為了維持高效率傳輸，我們將集光器模組化，並設計新式耦合元件，耦合器的結構包含聚光和導光的雙通道設計，根據集光器的配光曲線進行多段式曲率設計，相似於球面設計概念，透過聚焦原理將光線進行壓縮，便於光線進行高能量傳輸。再透過導光層的概念，將四片集光器所收集到的所有光線統一集中成單一出口出光，減少75% 導光管和光纖的使用量，同時增加整體的傳輸效率。在相同集光面積下，集光器透過耦合器的串接，提高了23.29 ％的整體集光效率，為原本未加耦合器的2.68倍。模組化設計的概念降低傳光元件得使用量，同時減少成本和擺放面積，使自然光照明系統可以更有效運用於建築物或任何想安裝的地方。

Nowadays, global warming has become a major issue. Reducing the consumption of fossil fuel and saving energy were the top priorities. In response to the energy crisis, renewable energy has been widely taken as other energy options. Solar energy is one of the most essential and abundant energy. If we can collect and transmit natural light into buildings without opto-electronic conversion, that will save energy and provide healthier light into our daily life. Therefore, our team designed a series of products known as Natural Light Illumination System (NLIS). In developing the high-quality NLIS, our primary concern was to increase the efficiency of the system. When the concentrators in daylight system collects sunlight, the light transmits through light pipe or fiber to any room you want. However, the efficiency decreases dramatically as the number of concentrator increases, due to the interconnection parts which encounter huge loss.

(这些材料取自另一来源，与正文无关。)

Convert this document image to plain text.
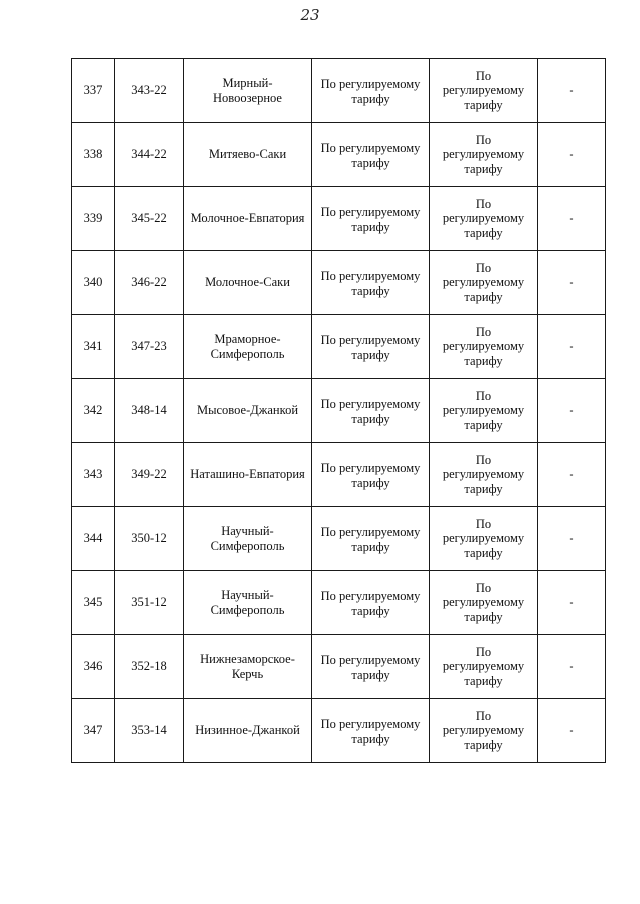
23
337	343-22	Мирный-
Новоозерное	По регулируемому
тарифу	По
регулируемому
тарифу	-
338	344-22	Митяево-Саки	По регулируемому
тарифу	По
регулируемому
тарифу	-
339	345-22	Молочное-Евпатория	По регулируемому
тарифу	По
регулируемому
тарифу	-
340	346-22	Молочное-Саки	По регулируемому
тарифу	По
регулируемому
тарифу	-
341	347-23	Мраморное-
Симферополь	По регулируемому
тарифу	По
регулируемому
тарифу	-
342	348-14	Мысовое-Джанкой	По регулируемому
тарифу	По
регулируемому
тарифу	-
343	349-22	Наташино-Евпатория	По регулируемому
тарифу	По
регулируемому
тарифу	-
344	350-12	Научный-
Симферополь	По регулируемому
тарифу	По
регулируемому
тарифу	-
345	351-12	Научный-
Симферополь	По регулируемому
тарифу	По
регулируемому
тарифу	-
346	352-18	Нижнезаморское-
Керчь	По регулируемому
тарифу	По
регулируемому
тарифу	-
347	353-14	Низинное-Джанкой	По регулируемому
тарифу	По
регулируемому
тарифу	-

For high-efficiency light transmission, the paper presents a design of coupler which assembles concentrators in module. The coupler consists of two structures, convergent element and light guide. According to the candle power distribution curve of the concentrator, we created the convergent element with multi-stage curvature. The concept of the multi-stage curvature is similar to the spherical surface which can compress sunlight smaller. Furthermore, the light guide gathered all light from concentrators and guided to the single exit port, which reduced the number of transmitting component. The module with coupler improved 23.29 % in efficiency with the same collecting area, which was 2.68 times higher. Furthermore, the lower transmitting components were not only lower cost and area but also easy to set up in the building or any place you want.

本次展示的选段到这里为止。